The demo works on your laptop. Production is everything the demo skipped — retries, idempotency, output validation, cost tracking, and what to do when the model returns garbage at 3am.


The gap between a working demo and a system you can leave running is not the model. The model is the easy part — it works in the demo. The gap is all the plumbing the demo got to skip because you were standing right there when it ran.

Here's the field guide to the boring parts, ordered by reliability bought per line of code.

1. Validate the model's output — never trust free text

The model will return garbage eventually: a missing field, prose wrapped around your JSON, an empty string. If your pipeline assumes well-formed output, it dies on the first bad one — at 3am, unattended.

Parse, validate against a schema, and retry on failure. Better, force structured output with a typed tool so malformed responses can't happen in the first place.

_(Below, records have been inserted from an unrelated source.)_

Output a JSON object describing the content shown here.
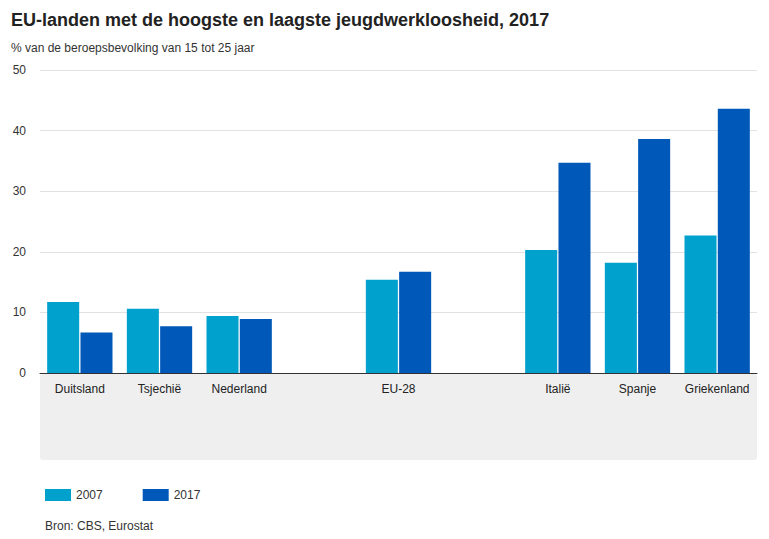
{
  "chart_data": {
    "type": "bar",
    "title": "EU-landen met de hoogste en laagste jeugdwerkloosheid, 2017",
    "subtitle": "% van de beroepsbevolking van 15 tot 25 jaar",
    "source": "Bron: CBS, Eurostat",
    "categories": [
      "Duitsland",
      "Tsjechië",
      "Nederland",
      null,
      "EU-28",
      null,
      "Italië",
      "Spanje",
      "Griekenland"
    ],
    "series": [
      {
        "name": "2007",
        "color": "#00a1cd",
        "values": [
          11.7,
          10.6,
          9.4,
          null,
          15.4,
          null,
          20.3,
          18.2,
          22.7
        ]
      },
      {
        "name": "2017",
        "color": "#0058b8",
        "values": [
          6.7,
          7.7,
          8.9,
          null,
          16.7,
          null,
          34.7,
          38.6,
          43.6
        ]
      }
    ],
    "ylim": [
      0,
      50
    ],
    "yticks": [
      0,
      10,
      20,
      30,
      40,
      50
    ],
    "grid": true,
    "legend": "bottom-left"
  }
}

The rule: the boundary between the model and the rest of your code is untrusted input. Treat it like any other.

2. Retries with backoff

Model APIs rate-limit and blip. A single 429 should not kill a run.

import time, random

RETRYABLE = {408, 409, 429, 500, 502, 503, 529}

def with_retry(fn, *, attempts=5, base=1.0):
    for n in range(attempts):
        try:
            return fn()
        except APIStatusError as e:
            if e.status_code not in RETRYABLE or n == attempts - 1:
                raise
            time.sleep(base * 2 ** n + random.random())  # exponential backoff + jitter

Distinguish retryable (rate limits, overloads, timeouts) from fatal (a 400 — your request is malformed and will be malformed every time). Retrying a fatal error just burns time and money.

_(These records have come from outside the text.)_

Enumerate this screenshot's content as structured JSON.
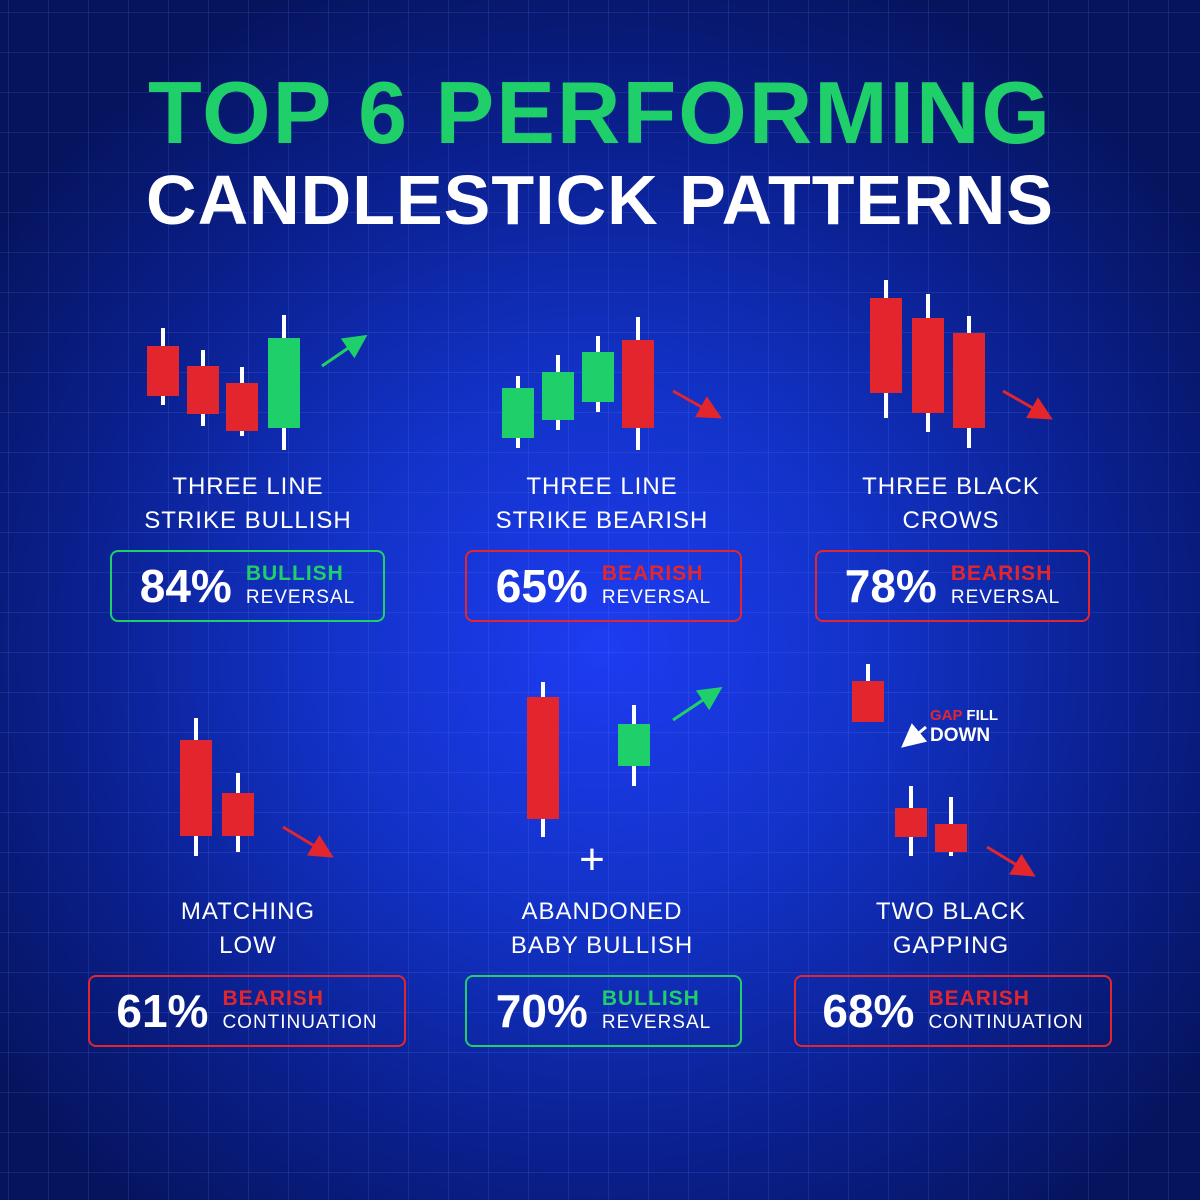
{
  "title_line1": "TOP 6 PERFORMING",
  "title_line2": "CANDLESTICK PATTERNS",
  "colors": {
    "green": "#1fd06a",
    "red": "#e3262d",
    "text": "#ffffff"
  },
  "patterns": [
    {
      "name_line1": "THREE LINE",
      "name_line2": "STRIKE BULLISH",
      "percent": "84%",
      "sentiment": "BULLISH",
      "type": "REVERSAL",
      "sentiment_color": "#1fd06a"
    },
    {
      "name_line1": "THREE LINE",
      "name_line2": "STRIKE BEARISH",
      "percent": "65%",
      "sentiment": "BEARISH",
      "type": "REVERSAL",
      "sentiment_color": "#e3262d"
    },
    {
      "name_line1": "THREE BLACK",
      "name_line2": "CROWS",
      "percent": "78%",
      "sentiment": "BEARISH",
      "type": "REVERSAL",
      "sentiment_color": "#e3262d"
    },
    {
      "name_line1": "MATCHING",
      "name_line2": "LOW",
      "percent": "61%",
      "sentiment": "BEARISH",
      "type": "CONTINUATION",
      "sentiment_color": "#e3262d"
    },
    {
      "name_line1": "ABANDONED",
      "name_line2": "BABY BULLISH",
      "percent": "70%",
      "sentiment": "BULLISH",
      "type": "REVERSAL",
      "sentiment_color": "#1fd06a"
    },
    {
      "name_line1": "TWO BLACK",
      "name_line2": "GAPPING",
      "percent": "68%",
      "sentiment": "BEARISH",
      "type": "CONTINUATION",
      "sentiment_color": "#e3262d"
    }
  ],
  "gap_note": {
    "gap": "GAP",
    "fill": " FILL",
    "down": "DOWN"
  },
  "plus_sign": "+"
}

3. Idempotency — assume every run can die halfway

A scheduled job that crashes gets retried, which means every step runs twice sometimes. Design so repeating a step is safe: guard irreversible actions with a seen-store, use idempotency keys, write to temp files and rename. "Exactly once" is a distributed-systems fantasy; "at least once, safely" is achievable and enough.

4. Cost tracking

If you're not logging tokens and dollars per run, you find out what your pipeline costs from the bill. It's a counter:

usage = resp.usage  # input_tokens, output_tokens
run_cost += usage.input_tokens * IN_RATE + usage.output_tokens * OUT_RATE

Log it per run with the run id. The day a prompt change quietly triples your token use, this is how you catch it in hours instead of at the end of the month.

5. A kill switch

A runaway loop — a retry storm, a pagination bug, a model that keeps asking for "one more step" — can spend real money fast. Put a ceiling on it: a per-run budget cap, a max-iteration count, a circuit breaker that halts when the error rate spikes. Cheap insurance against the 3am surprise.

6. Observability you can grep

When it breaks, you get logs and nothing else. Make them worth having: structured lines with a run id, the inputs, the decision, the output. "Something failed" is useless; "run a3f scored item X at 2, below threshold, skipped" tells you whether the bug is the model or your code.


The mindset under all six: assume every external call fails, every model output is suspect, and every run can be interrupted and resumed. Build for that and you can actually walk away from the thing.

"Production" isn't a deploy target. It's just the set of failures you've already handled — and the demo has handled none of them. Start with output validation and retries; they buy the most reliability per line. The rest you add the first time each one bites you.